Bizarre Conversations

So last night at dinner M1 was actually engaging in a conversation, yes I did mark the calendar. She was asking me questions about all the doctors I was seeing and why. I explained it simply but not detailed as I did not want to worry her. Well then the conversation took a turn for the funny.

We talked about names and I am truly blessed as I had the chance to talk to their Mom about why the kids are named what they are and why. I treasure this knowledge because I know most adoptive parents don’t have that nugget. But last night M1 said to me “No no tell us the story of your name!!” and M2 chimed right in.

OK story goes like this….my parents were literally just married when they conceived me. Literally I am the honey moon baby and was born prior to them being married a year.  Now my old world friends no worries I was born 10 months after their marriage and 8 months after the honey moon. Did you catch the math error there? Yes I was born prematurely and my very young parents (who are both only children) had not yet come up with a name. They agreed on what my middle name would be but what they could not agree on a first name. They debated back and forth and suddenly oh crud there is baby and we have no name. Can’t register it as Baby Girl ANYM now can we???

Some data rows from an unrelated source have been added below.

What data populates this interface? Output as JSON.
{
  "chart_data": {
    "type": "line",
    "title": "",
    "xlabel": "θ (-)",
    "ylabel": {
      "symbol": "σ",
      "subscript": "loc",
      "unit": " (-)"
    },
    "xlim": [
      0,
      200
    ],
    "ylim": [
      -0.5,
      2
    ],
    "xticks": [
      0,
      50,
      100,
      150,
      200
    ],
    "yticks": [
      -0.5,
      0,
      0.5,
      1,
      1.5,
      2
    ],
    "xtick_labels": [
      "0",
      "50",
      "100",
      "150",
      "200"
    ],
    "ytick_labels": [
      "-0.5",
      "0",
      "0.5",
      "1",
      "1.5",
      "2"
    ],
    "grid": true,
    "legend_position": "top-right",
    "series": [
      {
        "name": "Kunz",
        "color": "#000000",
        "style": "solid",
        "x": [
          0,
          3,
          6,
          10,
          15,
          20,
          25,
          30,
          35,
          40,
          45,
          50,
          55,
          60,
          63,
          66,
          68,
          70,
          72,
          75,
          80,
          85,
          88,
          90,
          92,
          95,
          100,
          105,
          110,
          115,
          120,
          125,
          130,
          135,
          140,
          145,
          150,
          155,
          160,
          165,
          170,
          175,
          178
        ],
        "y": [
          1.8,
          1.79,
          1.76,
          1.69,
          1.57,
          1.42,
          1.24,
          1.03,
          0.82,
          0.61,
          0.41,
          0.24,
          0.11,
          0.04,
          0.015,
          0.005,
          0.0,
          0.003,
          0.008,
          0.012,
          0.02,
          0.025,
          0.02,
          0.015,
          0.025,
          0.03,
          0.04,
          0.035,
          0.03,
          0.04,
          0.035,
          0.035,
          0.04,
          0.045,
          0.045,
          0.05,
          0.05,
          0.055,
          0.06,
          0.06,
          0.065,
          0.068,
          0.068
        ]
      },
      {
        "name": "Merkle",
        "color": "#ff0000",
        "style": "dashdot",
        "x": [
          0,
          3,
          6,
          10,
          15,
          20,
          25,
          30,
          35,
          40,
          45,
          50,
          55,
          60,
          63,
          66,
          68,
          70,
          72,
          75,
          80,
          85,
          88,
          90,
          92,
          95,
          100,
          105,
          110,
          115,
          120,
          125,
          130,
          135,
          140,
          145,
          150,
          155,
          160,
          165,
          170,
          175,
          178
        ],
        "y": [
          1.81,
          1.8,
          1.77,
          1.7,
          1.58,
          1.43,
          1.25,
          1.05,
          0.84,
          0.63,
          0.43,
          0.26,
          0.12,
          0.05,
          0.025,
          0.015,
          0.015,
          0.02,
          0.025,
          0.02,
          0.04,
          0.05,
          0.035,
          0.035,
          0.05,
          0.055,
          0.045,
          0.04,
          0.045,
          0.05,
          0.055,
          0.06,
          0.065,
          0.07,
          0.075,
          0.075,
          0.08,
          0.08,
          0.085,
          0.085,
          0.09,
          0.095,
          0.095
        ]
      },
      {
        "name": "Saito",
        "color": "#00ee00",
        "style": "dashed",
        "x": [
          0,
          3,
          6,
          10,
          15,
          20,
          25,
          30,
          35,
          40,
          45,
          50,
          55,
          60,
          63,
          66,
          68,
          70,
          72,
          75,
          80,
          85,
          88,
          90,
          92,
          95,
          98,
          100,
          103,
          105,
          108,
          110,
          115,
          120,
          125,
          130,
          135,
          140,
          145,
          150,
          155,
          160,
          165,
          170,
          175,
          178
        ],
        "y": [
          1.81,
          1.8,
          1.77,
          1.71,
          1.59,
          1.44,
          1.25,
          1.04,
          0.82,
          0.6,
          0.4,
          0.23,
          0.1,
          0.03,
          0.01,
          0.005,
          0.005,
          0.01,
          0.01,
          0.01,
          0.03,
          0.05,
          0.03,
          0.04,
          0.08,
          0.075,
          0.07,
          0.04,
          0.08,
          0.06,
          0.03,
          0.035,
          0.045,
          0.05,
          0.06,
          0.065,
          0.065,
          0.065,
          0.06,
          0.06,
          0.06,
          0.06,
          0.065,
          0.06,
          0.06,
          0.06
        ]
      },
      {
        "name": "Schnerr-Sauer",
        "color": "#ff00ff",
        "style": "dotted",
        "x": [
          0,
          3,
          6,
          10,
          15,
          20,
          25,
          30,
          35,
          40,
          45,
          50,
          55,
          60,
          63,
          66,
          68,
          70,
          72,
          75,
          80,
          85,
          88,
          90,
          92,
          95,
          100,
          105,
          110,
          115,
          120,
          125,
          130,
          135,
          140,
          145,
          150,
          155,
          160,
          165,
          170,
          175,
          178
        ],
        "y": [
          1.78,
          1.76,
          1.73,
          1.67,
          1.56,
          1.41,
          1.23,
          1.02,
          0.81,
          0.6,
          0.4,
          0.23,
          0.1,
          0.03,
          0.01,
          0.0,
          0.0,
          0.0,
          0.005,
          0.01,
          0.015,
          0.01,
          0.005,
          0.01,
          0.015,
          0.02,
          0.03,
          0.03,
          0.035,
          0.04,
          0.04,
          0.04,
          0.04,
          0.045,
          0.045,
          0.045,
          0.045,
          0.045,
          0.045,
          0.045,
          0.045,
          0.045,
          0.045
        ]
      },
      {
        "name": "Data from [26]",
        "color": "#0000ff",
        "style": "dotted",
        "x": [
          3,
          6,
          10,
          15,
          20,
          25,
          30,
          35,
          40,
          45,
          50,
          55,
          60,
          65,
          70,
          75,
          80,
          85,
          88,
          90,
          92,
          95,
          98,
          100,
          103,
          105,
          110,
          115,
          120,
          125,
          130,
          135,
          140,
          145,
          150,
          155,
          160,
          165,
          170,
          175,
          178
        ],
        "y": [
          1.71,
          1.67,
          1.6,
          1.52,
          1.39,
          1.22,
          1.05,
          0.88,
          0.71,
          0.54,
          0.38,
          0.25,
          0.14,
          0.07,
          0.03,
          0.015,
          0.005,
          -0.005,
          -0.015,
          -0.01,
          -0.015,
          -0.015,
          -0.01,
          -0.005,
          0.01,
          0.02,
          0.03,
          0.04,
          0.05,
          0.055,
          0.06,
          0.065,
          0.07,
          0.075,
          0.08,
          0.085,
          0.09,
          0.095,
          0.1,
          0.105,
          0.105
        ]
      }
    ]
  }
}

Legend has it (as confirmed by my parents) that when I was delivered the doctor made an expletive comment. The actual comment became the first part of my first name. Yes folks you read that correctly, the doctor exclaimed something at my deliver and I was justly named. Now no to worry it is fairly common but still, really guys the doctor named me?!?!?! I am an expletive in a foreign language did I mention that???

The next part they love me to tell them is “your Gramma and your name!!!” OK back story I am the oldest, this means I was born first. Are we tracking? When my grandmother would get upset she would yell ” J****, M****, S**** whichever the hell one you are get in here!!!!” Umm Gram I am the one you left out entirely heeeheeee

The conversation continued “Mom how many languages can you speak?” (2, 3 if you count ASL). “Mom how many languages can you swear in? (4) Yes I can curse in English, ASL, French and Gaelic thanks to my Grandmother. I know no friendly words in Gaelic but put me in the military I can hold my own. They dissolved into laughter  as I told the stories of me being a brat to my mother and the consequent fall out. No nothin too juicy but enough that she can put together pieces.

So we had a good laugh and off to Tae Kwon Do we went. Fun times but very interesting.